By Huw Jones
LONDON (Reuters) – Banks in the European Union will have to use platforms inside the EU to trade derivatives from January, the bloc’s securities watchdog said on Wednesday, in a move that could cut off the City of London, the world’s biggest derivatives trading hub.
The European Securities and Markets Authority (ESMA), set out the EU’s so-called trading obligation for derivatives (DTO) once Britain fully leaves the EU on Dec. 31.
The EU watchdog said the DTO from January would not change from the initial policy it set out last year, meaning EU investors would have to use a swaps platform inside the bloc, or based in a non-EU country that has already been granted “equivalence” or permission, such as the United States.
This will mean that branches of EU banks in London face conflicting EU and UK requirements on where to trade derivatives.

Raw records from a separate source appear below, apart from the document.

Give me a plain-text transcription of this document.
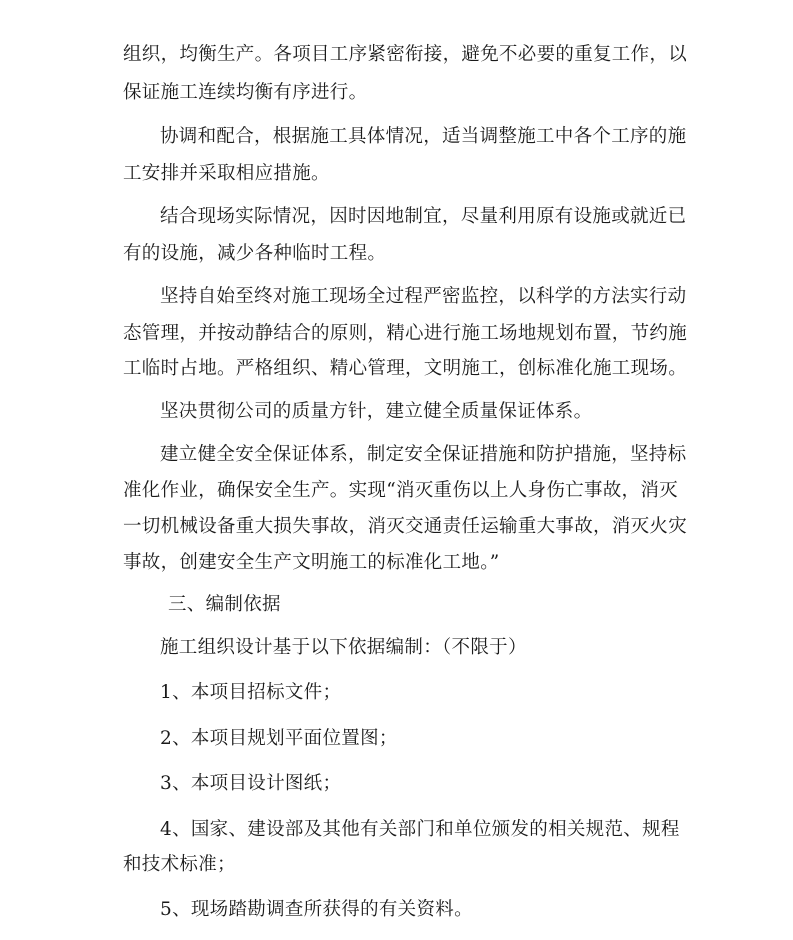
组织，均衡生产。各项目工序紧密衔接，避免不必要的重复工作，以
保证施工连续均衡有序进行。
协调和配合，根据施工具体情况，适当调整施工中各个工序的施
工安排并采取相应措施。
结合现场实际情况，因时因地制宜，尽量利用原有设施或就近已
有的设施，减少各种临时工程。
坚持自始至终对施工现场全过程严密监控，以科学的方法实行动
态管理，并按动静结合的原则，精心进行施工场地规划布置，节约施
工临时占地。严格组织、精心管理，文明施工，创标准化施工现场。
坚决贯彻公司的质量方针，建立健全质量保证体系。
建立健全安全保证体系，制定安全保证措施和防护措施，坚持标
准化作业，确保安全生产。实现“消灭重伤以上人身伤亡事故，消灭
一切机械设备重大损失事故，消灭交通责任运输重大事故，消灭火灾
事故，创建安全生产文明施工的标准化工地。”
三、编制依据
施工组织设计基于以下依据编制：（不限于）
1、本项目招标文件；
2、本项目规划平面位置图；
3、本项目设计图纸；
4、国家、建设部及其他有关部门和单位颁发的相关规范、规程
和技术标准；
5、现场踏勘调查所获得的有关资料。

“ESMA acknowledges that this approach creates challenges for some EU counterparties, particularly UK branches of EU investment firms,” the watchdog said.
“However, ESMA considers that EU counterparties can meet their obligations under the DTO by trading on EU trading venues or eligible trading venues in third countries, and this situation is primarily a consequence of the way the UK has chosen to implement the DTO.”
The derivatives industry and UK government have urged Brussels to grant equivalence to avoid a clash over conflicting DTOs or introduce a “quick fix” legal workaround.
So far, Brussels has not granted equivalence for derivatives trading.
“Based on the current legal framework, and in the absence of an equivalence decision by the European Commission, ESMA does not see room for providing different guidance,” ESMA said.